As Spires told Vantage’s Stephen Archer: ‘At the Geneva show in 2017 we met Andrea Zagato and agreed that it made enormous sense to build a Zagato continuation car. We thought that we should make perhaps four or five cars, but Andrea said “why not 19?”. We could also see that the car would emerge in Zagato’s centenary year, which was a bonus, as has been Zagato’s involvement in the project.

‘Many lessons were learned with the DB4 GT; the chassis are the same and the running gear is also virtually identical, so we had a head start.’

The exact shape of the body required much deliberation. The original Zagatos, having been truly handmade, are notoriously inconsistent in their finished appearance. ‘Five owners of original cars were very helpful in the process,’ said Spires. ‘A number of original cars were scanned to the highest level of detail and accuracy and, after careful examination, we concluded which design was the most faithful to Spada’s original concept. It was a fascinating process and showed where individual hands and personalities had created the original cars.’
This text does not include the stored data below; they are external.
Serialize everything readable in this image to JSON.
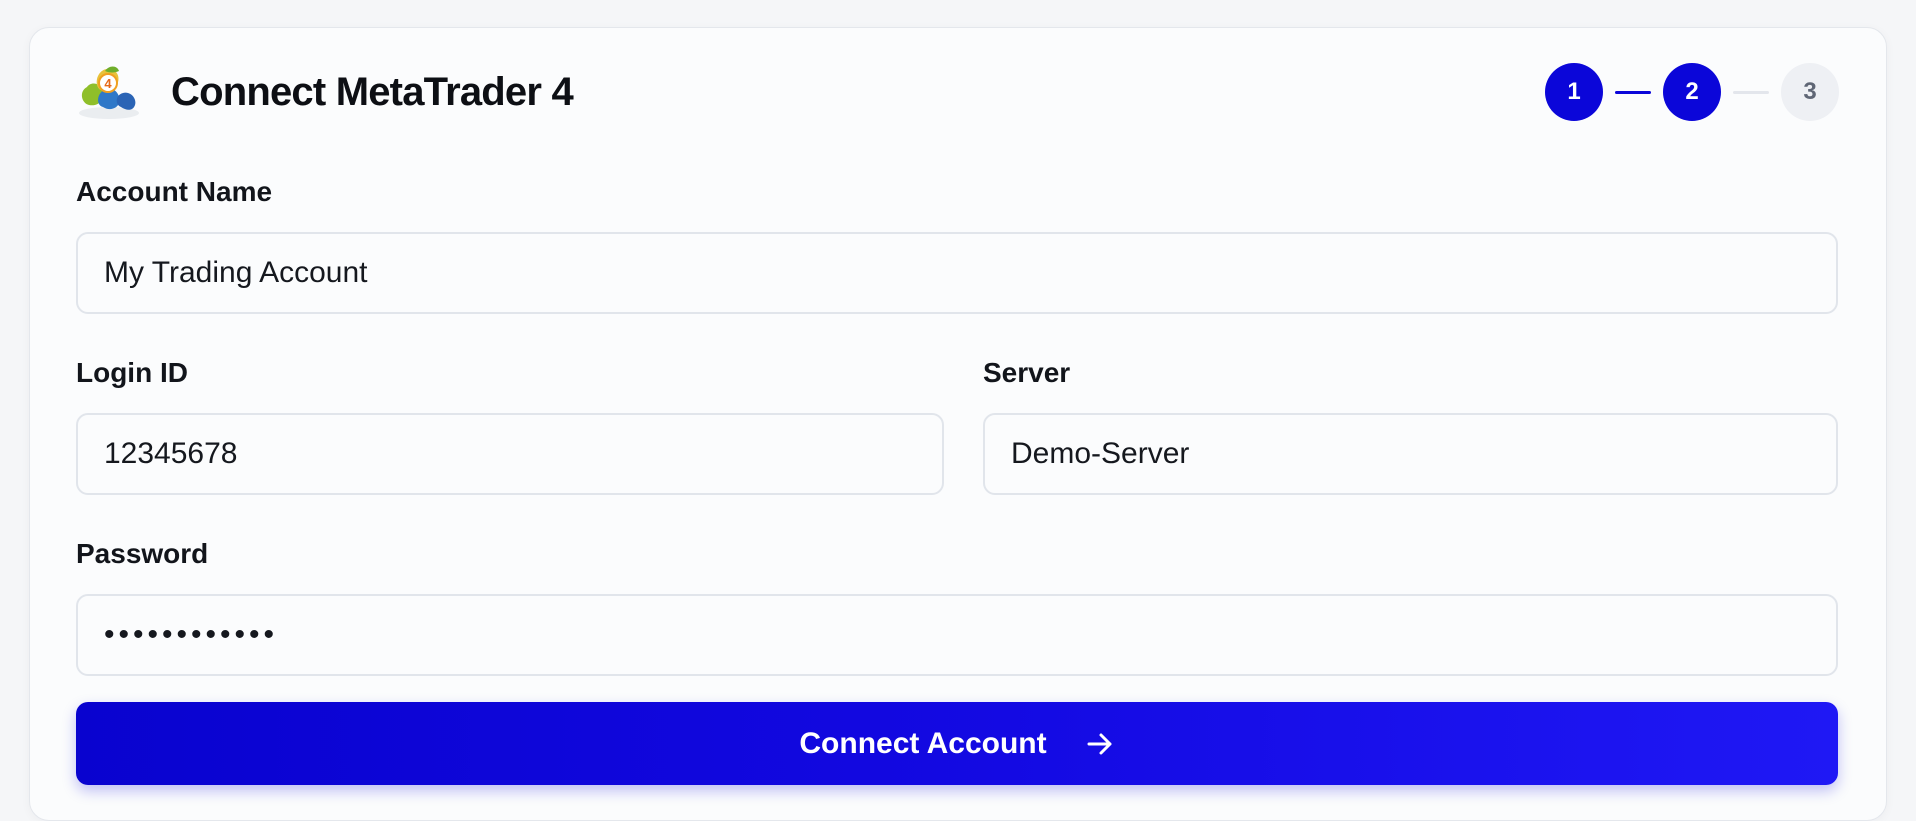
{
  "header": {
    "title": "Connect MetaTrader 4",
    "logo_icon": "metatrader-4-logo-icon",
    "logo_badge": "4"
  },
  "stepper": {
    "steps": [
      {
        "label": "1",
        "state": "active"
      },
      {
        "label": "2",
        "state": "active"
      },
      {
        "label": "3",
        "state": "todo"
      }
    ]
  },
  "form": {
    "account_name": {
      "label": "Account Name",
      "value": "My Trading Account"
    },
    "login_id": {
      "label": "Login ID",
      "value": "12345678"
    },
    "server": {
      "label": "Server",
      "value": "Demo-Server"
    },
    "password": {
      "label": "Password",
      "value": "••••••••••••"
    }
  },
  "actions": {
    "connect_label": "Connect Account",
    "connect_icon": "arrow-right-icon"
  },
  "colors": {
    "accent": "#0b06d9",
    "step_todo_bg": "#eef0f4",
    "card_bg": "#fbfcfd"
  }
}
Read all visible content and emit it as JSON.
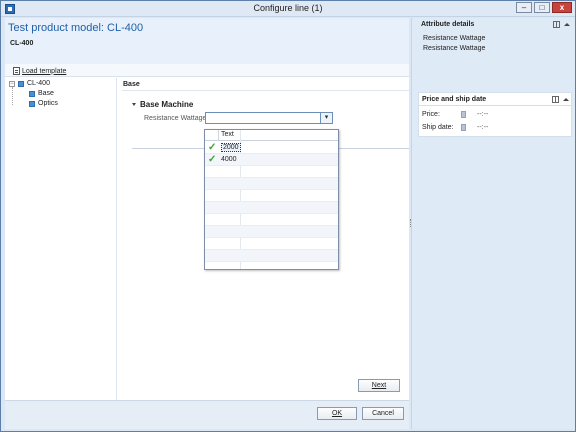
{
  "window": {
    "title": "Configure line (1)",
    "controls": {
      "minimize": "–",
      "maximize": "□",
      "close": "x"
    }
  },
  "header": {
    "title": "Test product model: CL-400",
    "subtitle": "CL-400"
  },
  "toolbar": {
    "load_template": "Load template"
  },
  "tree": {
    "root": {
      "label": "CL-400",
      "toggle": "−"
    },
    "children": [
      {
        "label": "Base"
      },
      {
        "label": "Optics"
      }
    ]
  },
  "content": {
    "section": "Base",
    "group": "Base Machine",
    "field_label": "Resistance Wattage:",
    "field_value": "",
    "dropdown_arrow": "▾"
  },
  "dropdown": {
    "column_header": "Text",
    "rows": [
      {
        "value": "2000",
        "check": "✓",
        "selected": true
      },
      {
        "value": "4000",
        "check": "✓",
        "selected": false
      }
    ]
  },
  "buttons": {
    "next": "Next",
    "ok": "OK",
    "cancel": "Cancel"
  },
  "attribute_details": {
    "title": "Attribute details",
    "lines": [
      "Resistance Wattage",
      "Resistance Wattage"
    ]
  },
  "price_ship": {
    "title": "Price and ship date",
    "price_label": "Price:",
    "price_value": "--:--",
    "ship_label": "Ship date:",
    "ship_value": "--:--"
  },
  "colors": {
    "title_blue": "#1f5fa8",
    "check_green": "#3aa236",
    "pane_bg": "#dfeaf7"
  }
}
‘The materials and the design of everything have to be authentic’

So how has the original, Italian, handmade process been reproduced after 60 years – and in England? ‘The car has to be true to the original,’ Spires continued. ‘That is the definition of a continuation car.

The materials and the design of everything have to be authentic. ‘We have built the car as we would have in the 1960s, though with the knowledge we now have. Back then the chassis were oxide-primered and then painted black! The restoration industry has done well in the past 50 years to improve on the corrosion prevention that was available back then. Today’s Zagato has the most robust finishes possible on all surfaces.

‘Some of the metallurgy has been improved because better materials are available. Most of the panelwork is pre-formed but the skins are attached to the Zagato-type superstructure exactly as they were back in the day.’

That superstructure is lightweight, as per the original, by dint of widespread punched holes and the substitution of

steel with sheet aluminium in unstressed areas. The original homologation had telescopic rear dampers and so the new car does, too. The front anti-roll bar is uprated but broadly the suspension is to the original design. Brakes are the same- spec aluminium race calipers, and there are original-type Borrani alloy wheels.

Some of the biggest changes are inside, with a full roll-cage and fire extinguisher system – deemed essential for what are being sold, at least, as track-only cars – while the seats are carbonfibre buckets.

Under the bonnet, the new car has a faithful recreation of the Marek straight-six but with a 4.7-litre capacity. That’s a full litre more than the original, so we can expect prodigious power, perhaps close to 400bhp. Those 19 owners can look forward to something very special indeed.

Top and above: First completed customer DB4 GT Zagato Continuation looks fabulous in Rosso Maier. Up to ten cars are currently in build at Newport Pagnell. Right, from top: Scale model shows the radical carbonfibre roof canopy that extends right over where the rear window would normally be, and the front grille with its dozens of ‘petal-like’ openings. Below: Based on the DBS Superleggera, the DBS GT Zagato will form half of the Zagato Centenary Collection, the other half being the DB4 GT Continuation. Just 19 pairs will be made.